Is it bad that I'm actually kind of glad the whole argument with Kai happened because I'm not even thinking about Leo?

We're now headed back home on the plane.

Throughout this entire trip, my mother has called me every morning and every night to be sure that I'm alright. I've lied about where I am and who I am with each time. It's not like I haven't been somewhere where I'm not supposed to be before, but definitely not in a different state with government agents on their private jet.

If she were to ever find out, I don't know how or even if I could explain it to her, physically or legally.

Technically, Kai and I are still a couple which means we can't be seen sitting in different areas or else it might look bad. Especially because I'm sure everyone heard a little bit of the argument from outside the room.

They've been giving those shitty eyes that people give couples when they suspect issues going on.

If Kai isn't speaking, then neither am I. I don't care if that's petty.

Then again, he apologized and told me he'd give me space so I doubt he would try to start a conversation.

I could give a test trial and ask for a bottle of water to see what he does.

This is so sad. I can't believe I'm second-guessing myself over if a man is speaking to me or not. Who the hell am I turning into?

"Is there water?" I finally put it to the test.

Why is there a part of me that hopes that he'll pull the dickish move and be disrespectful or just flat-out ignore me? Probably because everything he said was somewhat true and I don't wait to.

Moving on.

Kai looks over from his computer.

The case is over, yet he's already on the next three. It's crazy how time-consuming his job is.

"Here." He takes the bottle sitting on his desk which is for him and hands it over to me.

"You're a bitch, you know that?" I snap.

He stares at me for a second and then at the bottle.

"Did you not like the brand?"

"Be a dick to me. I was so rude to you and you still are choosing to be the nicest person I've ever met. Tell me that I led you on and it's my fault. Tell me that you can't stand me or you only wanted me for my body anyways."

His worry escalates through the roof.

"You think I wanted to use you for your body?"

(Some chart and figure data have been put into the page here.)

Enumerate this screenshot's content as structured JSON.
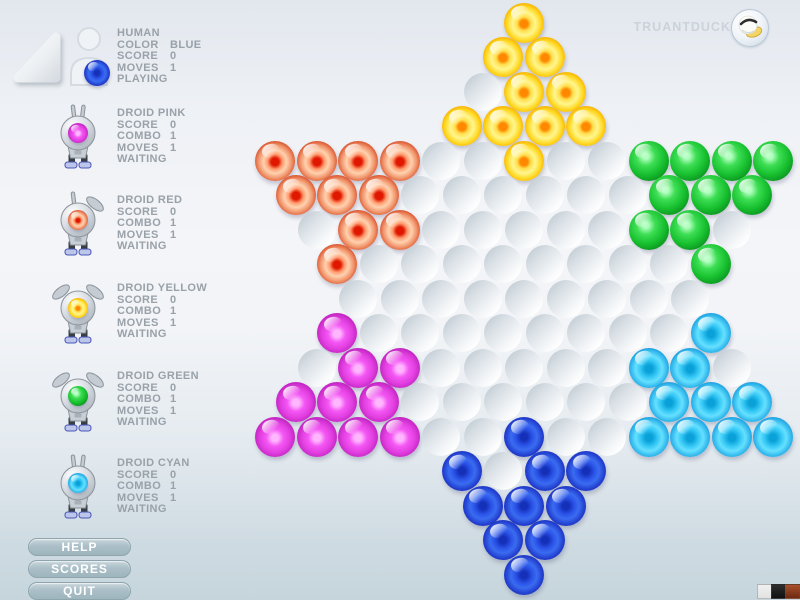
{
  "header": {
    "brand": "TRUANTDUCK",
    "logo_icon": "duck-logo-icon"
  },
  "players": [
    {
      "kind": "human",
      "name": "HUMAN",
      "marble": "blue",
      "antennae": "none",
      "lines": [
        [
          "COLOR",
          "BLUE"
        ],
        [
          "SCORE",
          "0"
        ],
        [
          "MOVES",
          "1"
        ]
      ],
      "status": "PLAYING"
    },
    {
      "kind": "droid",
      "name": "DROID PINK",
      "marble": "magenta",
      "antennae": "straight",
      "lines": [
        [
          "SCORE",
          "0"
        ],
        [
          "COMBO",
          "1"
        ],
        [
          "MOVES",
          "1"
        ]
      ],
      "status": "WAITING"
    },
    {
      "kind": "droid",
      "name": "DROID RED",
      "marble": "red",
      "antennae": "mixed",
      "lines": [
        [
          "SCORE",
          "0"
        ],
        [
          "COMBO",
          "1"
        ],
        [
          "MOVES",
          "1"
        ]
      ],
      "status": "WAITING"
    },
    {
      "kind": "droid",
      "name": "DROID YELLOW",
      "marble": "yellow",
      "antennae": "wings",
      "lines": [
        [
          "SCORE",
          "0"
        ],
        [
          "COMBO",
          "1"
        ],
        [
          "MOVES",
          "1"
        ]
      ],
      "status": "WAITING"
    },
    {
      "kind": "droid",
      "name": "DROID GREEN",
      "marble": "green",
      "antennae": "wings",
      "lines": [
        [
          "SCORE",
          "0"
        ],
        [
          "COMBO",
          "1"
        ],
        [
          "MOVES",
          "1"
        ]
      ],
      "status": "WAITING"
    },
    {
      "kind": "droid",
      "name": "DROID CYAN",
      "marble": "cyan",
      "antennae": "straight",
      "lines": [
        [
          "SCORE",
          "0"
        ],
        [
          "COMBO",
          "1"
        ],
        [
          "MOVES",
          "1"
        ]
      ],
      "status": "WAITING"
    }
  ],
  "buttons": [
    {
      "label": "HELP"
    },
    {
      "label": "SCORES"
    },
    {
      "label": "QUIT"
    }
  ],
  "board": {
    "row_counts": [
      1,
      2,
      3,
      4,
      13,
      12,
      11,
      10,
      9,
      10,
      11,
      12,
      13,
      4,
      3,
      2,
      1
    ],
    "marbles": {
      "yellow": [
        [
          1,
          1
        ],
        [
          2,
          1
        ],
        [
          2,
          2
        ],
        [
          3,
          2
        ],
        [
          3,
          3
        ],
        [
          4,
          1
        ],
        [
          4,
          2
        ],
        [
          4,
          3
        ],
        [
          4,
          4
        ],
        [
          5,
          7
        ]
      ],
      "red": [
        [
          5,
          1
        ],
        [
          5,
          2
        ],
        [
          5,
          3
        ],
        [
          5,
          4
        ],
        [
          6,
          1
        ],
        [
          6,
          2
        ],
        [
          6,
          3
        ],
        [
          7,
          2
        ],
        [
          7,
          3
        ],
        [
          8,
          1
        ]
      ],
      "green": [
        [
          5,
          10
        ],
        [
          5,
          11
        ],
        [
          5,
          12
        ],
        [
          5,
          13
        ],
        [
          6,
          10
        ],
        [
          6,
          11
        ],
        [
          6,
          12
        ],
        [
          7,
          9
        ],
        [
          7,
          10
        ],
        [
          8,
          10
        ]
      ],
      "magenta": [
        [
          10,
          1
        ],
        [
          11,
          2
        ],
        [
          11,
          3
        ],
        [
          12,
          1
        ],
        [
          12,
          2
        ],
        [
          12,
          3
        ],
        [
          13,
          1
        ],
        [
          13,
          2
        ],
        [
          13,
          3
        ],
        [
          13,
          4
        ]
      ],
      "cyan": [
        [
          10,
          10
        ],
        [
          11,
          9
        ],
        [
          11,
          10
        ],
        [
          12,
          10
        ],
        [
          12,
          11
        ],
        [
          12,
          12
        ],
        [
          13,
          10
        ],
        [
          13,
          11
        ],
        [
          13,
          12
        ],
        [
          13,
          13
        ]
      ],
      "blue": [
        [
          13,
          7
        ],
        [
          14,
          1
        ],
        [
          14,
          3
        ],
        [
          14,
          4
        ],
        [
          15,
          1
        ],
        [
          15,
          2
        ],
        [
          15,
          3
        ],
        [
          16,
          1
        ],
        [
          16,
          2
        ],
        [
          17,
          1
        ]
      ]
    }
  },
  "colors": {
    "yellow": "#ffcf0a",
    "red": "#e03318",
    "green": "#1ec23a",
    "magenta": "#da46da",
    "cyan": "#30c2f5",
    "blue": "#2a3fd4",
    "button": "#a6bbc4",
    "sidebar_text": "#99a1a9",
    "brand_text": "#ccd2db"
  },
  "corner_swatches": [
    {
      "name": "white-swatch",
      "color": "#f0f0f0"
    },
    {
      "name": "black-swatch",
      "color": "#2e2e2e"
    },
    {
      "name": "rust-swatch",
      "color": "#a8502c"
    }
  ]
}
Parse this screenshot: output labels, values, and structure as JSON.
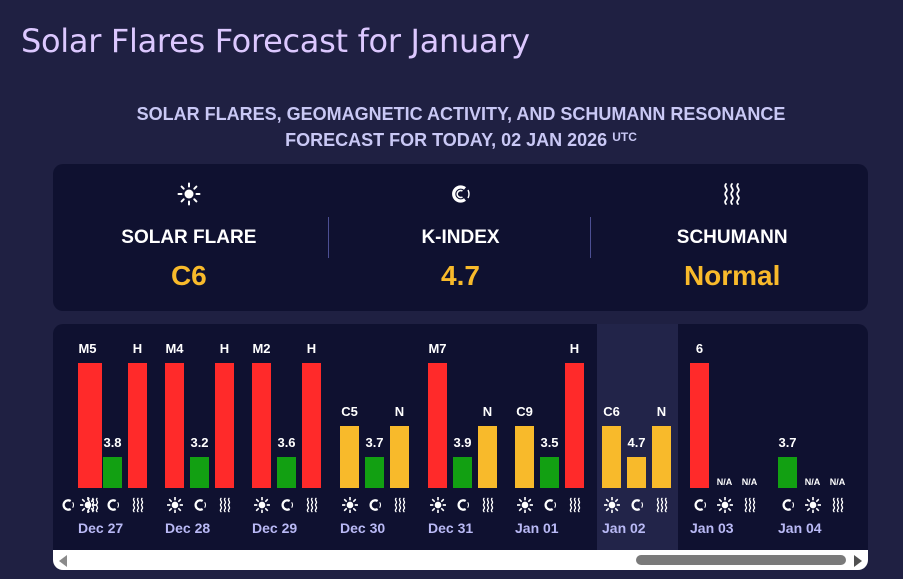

Oh, look. There's the genuine concern again. The one time I want a man to actually be an asshole to me and he won't.

I've gone mad.

"That's what all men say when you reject them. That you were ugly and they only ever wanted you for your body anyway. So tell me that and get rid of this." I usher toward the tension in the air between us.

"Ivy, I'm not saying any of that because first of all, I wouldn't have said what I did had I believed anything you just said, and two, I'm not being a dick because you said no. It's your decision and I'm not going to sit here and guilt trip you into changing your answer by saying something about how you led me on. That's stupid and no one deserves that."

...I quit.

"Do you still want the water?" He holds it out for me even though I know he's aware of how complicated I'm being. I don't even understand what I'm doing.